The Royal Commission on Environmental Pollution report recommended more research into a possible link between pesticides and ill health.

But the Crop Protection Association, which represents UK manufacturers of pesticides, believes crop sprays are safe when used properly.

The Soil Association, representing organic farmers and food companies, backs the report and says risks should be reduced if there is uncertainty over safety.

DR JULIAN LITTLE, CROP PROTECTION ASSOCIATION

This is not a situation where nobody has ever looked at the safety of pesticides - there is a vast amount of safety information out there and more research is always going on.

All the science suggests at the moment that there is no risk when pesticides are applied properly.

The UK has got the strongest regulation system probably anywhere in the world.

Our first concern is the safety of everybody that comes into contact with pesticides

There is a huge raft of statutory regulations, with farmers going a lot further through codes of practice and voluntary initiatives, that control these processes.

There is an enormous and clear intention to make sure that pesticides are used properly.

There are some people who feel that illnesses are in some way connected to the applying of pesticides - from an industry point of view our first concern is the safety of everybody that comes into contact with pesticides.

Science evolves, so regulations will evolve with it and industry will respond to that.

Of course in some cases that will have an impact on the viability of farming, but if science says we need further regulation then we just have to abide by that.

If we want that high quality food that is readily available and affordable, we have to recognise the benefits that pesticides bring.

LORD PETER MELCHETT, SOIL ASSOCIATION

There is a huge amount of uncertainty and unknown risk involved in pesticides.

The royal commission were asked to look particularly at the question of what happens to people who live in houses next to fields which are sprayed.

They said those fields could be sprayed up to 13 times in a year, year after year after year.

Lord Peter Melchett
None of these uncertainties and risks have been admitted by the chemical industry or the government
Up until now government advisers, scientists on the government's committees and government ministers have said this is absolutely safe.

But the fact of the matter is there are uncertainties - pesticides do spread a long way.

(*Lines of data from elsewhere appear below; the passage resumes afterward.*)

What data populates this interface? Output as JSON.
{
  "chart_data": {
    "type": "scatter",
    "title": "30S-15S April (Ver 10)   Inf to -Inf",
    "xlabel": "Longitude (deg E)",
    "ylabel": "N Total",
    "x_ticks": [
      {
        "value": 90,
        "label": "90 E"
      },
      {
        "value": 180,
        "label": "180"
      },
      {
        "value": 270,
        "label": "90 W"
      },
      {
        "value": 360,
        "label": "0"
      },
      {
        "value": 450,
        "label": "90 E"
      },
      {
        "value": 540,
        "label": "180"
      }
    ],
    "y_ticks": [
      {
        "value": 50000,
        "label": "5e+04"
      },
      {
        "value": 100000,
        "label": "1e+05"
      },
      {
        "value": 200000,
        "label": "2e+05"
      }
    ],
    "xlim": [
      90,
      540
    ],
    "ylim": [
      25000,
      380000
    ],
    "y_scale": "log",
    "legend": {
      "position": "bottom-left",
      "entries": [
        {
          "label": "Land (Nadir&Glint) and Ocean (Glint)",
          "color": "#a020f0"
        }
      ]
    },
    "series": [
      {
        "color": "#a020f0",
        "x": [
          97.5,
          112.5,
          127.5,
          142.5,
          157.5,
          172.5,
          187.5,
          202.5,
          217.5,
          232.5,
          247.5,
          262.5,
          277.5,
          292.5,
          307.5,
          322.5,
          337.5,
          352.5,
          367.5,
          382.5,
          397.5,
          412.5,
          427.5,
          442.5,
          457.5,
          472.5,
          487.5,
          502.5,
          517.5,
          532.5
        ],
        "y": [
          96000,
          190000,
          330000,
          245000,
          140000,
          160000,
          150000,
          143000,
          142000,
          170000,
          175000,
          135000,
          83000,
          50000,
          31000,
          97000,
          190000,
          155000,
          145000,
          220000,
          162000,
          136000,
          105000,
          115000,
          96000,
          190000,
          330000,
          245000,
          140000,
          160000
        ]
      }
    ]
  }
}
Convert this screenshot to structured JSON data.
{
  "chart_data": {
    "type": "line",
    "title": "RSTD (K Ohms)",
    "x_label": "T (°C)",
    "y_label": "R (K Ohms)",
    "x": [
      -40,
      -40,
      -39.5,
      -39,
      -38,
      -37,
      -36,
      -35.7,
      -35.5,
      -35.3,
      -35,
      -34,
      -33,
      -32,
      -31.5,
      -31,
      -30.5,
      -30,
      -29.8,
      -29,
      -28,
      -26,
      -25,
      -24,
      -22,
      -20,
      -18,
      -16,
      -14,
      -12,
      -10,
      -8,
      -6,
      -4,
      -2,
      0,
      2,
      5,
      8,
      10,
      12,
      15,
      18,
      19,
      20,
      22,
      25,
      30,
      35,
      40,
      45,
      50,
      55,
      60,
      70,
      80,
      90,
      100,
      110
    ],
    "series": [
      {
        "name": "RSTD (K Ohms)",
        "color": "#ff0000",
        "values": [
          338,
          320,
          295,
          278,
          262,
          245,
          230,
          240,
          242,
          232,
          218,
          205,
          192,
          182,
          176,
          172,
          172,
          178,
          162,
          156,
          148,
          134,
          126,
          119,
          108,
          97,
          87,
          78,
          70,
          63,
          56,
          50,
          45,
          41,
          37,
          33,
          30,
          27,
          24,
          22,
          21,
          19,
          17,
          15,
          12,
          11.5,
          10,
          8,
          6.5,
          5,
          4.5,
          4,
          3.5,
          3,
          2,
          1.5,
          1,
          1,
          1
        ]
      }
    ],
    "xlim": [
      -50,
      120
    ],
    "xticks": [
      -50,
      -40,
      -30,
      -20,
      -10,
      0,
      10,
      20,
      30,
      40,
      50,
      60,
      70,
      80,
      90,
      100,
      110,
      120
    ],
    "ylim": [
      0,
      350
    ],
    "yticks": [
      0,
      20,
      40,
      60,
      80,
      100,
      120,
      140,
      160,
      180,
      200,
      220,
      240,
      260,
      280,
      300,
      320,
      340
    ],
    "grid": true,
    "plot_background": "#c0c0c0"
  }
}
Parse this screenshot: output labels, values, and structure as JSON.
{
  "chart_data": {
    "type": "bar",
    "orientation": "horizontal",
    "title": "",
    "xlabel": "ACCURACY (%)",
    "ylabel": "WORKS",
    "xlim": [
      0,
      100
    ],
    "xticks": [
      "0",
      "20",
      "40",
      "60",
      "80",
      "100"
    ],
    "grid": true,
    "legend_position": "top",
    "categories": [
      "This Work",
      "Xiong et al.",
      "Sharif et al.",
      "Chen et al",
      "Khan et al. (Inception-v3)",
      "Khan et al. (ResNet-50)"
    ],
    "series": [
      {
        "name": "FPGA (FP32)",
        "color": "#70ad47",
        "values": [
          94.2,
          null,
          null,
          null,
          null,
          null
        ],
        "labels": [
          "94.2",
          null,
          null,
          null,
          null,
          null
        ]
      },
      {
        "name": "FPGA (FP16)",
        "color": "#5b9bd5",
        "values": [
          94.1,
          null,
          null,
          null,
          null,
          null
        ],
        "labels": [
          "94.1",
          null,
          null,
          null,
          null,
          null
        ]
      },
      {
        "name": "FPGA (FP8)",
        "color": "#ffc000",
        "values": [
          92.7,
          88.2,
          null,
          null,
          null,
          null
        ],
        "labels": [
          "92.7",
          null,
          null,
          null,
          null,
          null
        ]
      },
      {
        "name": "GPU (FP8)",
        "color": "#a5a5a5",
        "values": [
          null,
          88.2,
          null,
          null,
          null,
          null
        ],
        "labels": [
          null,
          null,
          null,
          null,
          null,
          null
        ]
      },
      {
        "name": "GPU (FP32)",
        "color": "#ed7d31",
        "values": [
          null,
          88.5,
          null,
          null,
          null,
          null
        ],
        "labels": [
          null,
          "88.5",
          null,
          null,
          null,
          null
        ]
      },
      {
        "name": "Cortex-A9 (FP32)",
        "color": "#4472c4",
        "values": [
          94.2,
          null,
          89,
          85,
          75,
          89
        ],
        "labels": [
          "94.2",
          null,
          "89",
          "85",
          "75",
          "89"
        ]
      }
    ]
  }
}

Even small amounts can affect human health.

There is evidence that children, babies, elderly people are particularly vulnerable to pesticides - that is more or less accepted science. America, Canada and Holland all do more to put extra protection for children in place.

None of these uncertainties and risks have been admitted by the chemical industry, or by the government and their advisers.

What the royal commission wants to do, and we agree with this, is try and reduce the risk, be more open with the public about the risk, and give people more information.

I think that it will be impossible for the government to ignore this.